The reports show that, in general, residents in the majority white and Asian neighborhoods of southern Brooklyn are expected to live the longest.
By contrast, residents in the majority black neighborhoods of central and eastern Brooklyn are expected to die soonest.
And residents in the mixed (yet rapidly gentrifying) neighborhoods of northern and western Brooklyn generally fall somewhere in the middle.
There are a few exceptions. Residents in majority black East Flatbush, for example, are expected to live a good two years longer than majority white Williamsburg and Greenpoint residents.
But in general, life expectancy in Brooklyn is scaled along racial divides.
Here’s how long you and your neighbors are expected to live, according to the DOMHH.
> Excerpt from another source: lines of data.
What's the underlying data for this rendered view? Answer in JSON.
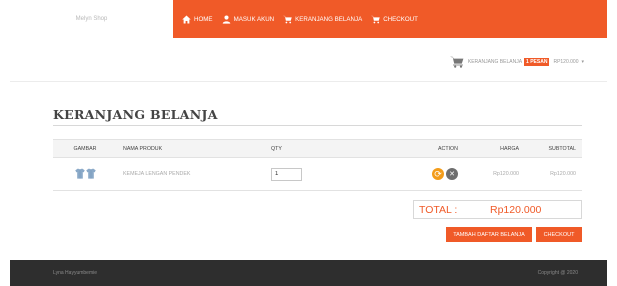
{
  "brand": {
    "name": "Melyn Shop"
  },
  "nav": {
    "items": [
      {
        "label": "HOME",
        "icon": "home-icon"
      },
      {
        "label": "MASUK AKUN",
        "icon": "user-icon"
      },
      {
        "label": "KERANJANG BELANJA",
        "icon": "cart-icon"
      },
      {
        "label": "CHECKOUT",
        "icon": "cart-icon"
      }
    ]
  },
  "cart_widget": {
    "label": "KERANJANG BELANJA",
    "badge": "1 PESAN",
    "total": "RP120.000",
    "caret": "▾"
  },
  "page": {
    "title": "KERANJANG BELANJA"
  },
  "table": {
    "headers": {
      "image": "GAMBAR",
      "name": "NAMA PRODUK",
      "qty": "QTY",
      "action": "ACTION",
      "price": "HARGA",
      "subtotal": "SUBTOTAL"
    },
    "rows": [
      {
        "name": "KEMEJA LENGAN PENDEK",
        "qty": "1",
        "price": "Rp120.000",
        "subtotal": "Rp120.000"
      }
    ]
  },
  "total": {
    "label": "TOTAL :",
    "value": "Rp120.000"
  },
  "buttons": {
    "continue": "TAMBAH DAFTAR BELANJA",
    "checkout": "CHECKOUT"
  },
  "footer": {
    "left": "Lyna Hayyumbemie",
    "right": "Copyright @ 2020"
  },
  "colors": {
    "accent": "#f05a28",
    "footer_bg": "#2e2e2e",
    "update": "#f39c1a",
    "remove": "#6e6e6e",
    "shirt": "#8aa9c8"
  }
}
- Borough Park (PDF): 83.5 years
- Bensonhurst (PDF): 82.5 years
- Sheepshead Bay (PDF): 82.5 years
- East Flatbush (PDF): 82.1 years
- Sunset Park (PDF): 81.6 years
- Bay Ridge and Dyker Heights (PDF): 81.5 years
- Flatbush and Midwood (PDF): 81.5 years
- Flatlands and Canarsie (PDF): 81.3 years
- Park Slope and Carroll Gardens (PDF): 80.3 years
- Greenpoint and Williamsburg (PDF): 80.2 years
- South Crown Heights and Lefferts Gardens (PDF): 80 years
- Coney Island (PDF): 79.7 years
- Fort Greene and Brooklyn Heights (PDF): 79.4 years
- Bushwick (PDF): 78.8 years
- East New York and Starrett City (PDF): 77.7 years
- Crown Heights and Prospect Heights (PDF): 77.5 years
- Bedford-Stuyvesant (PDF): 75.1 years
- Brownsville (PDF): 74.1 years
“This is unfair and avoidable,” NYC Health Commissioner Mary Bassett said of the results. “A person’s health should not be determined by his or her ZIP code.”
Aside from life expectancy, the new DOHMM profiles contain gobs of useful information about each of Brooklyn’s neighborhoods, including supermarket square footage, pollution levels and access to health care — so be sure to check yours out.
City health officials’ hope, Bassett said, is that ”you will use the data and information in these Community Health Profiles to advocate for your neighborhoods.”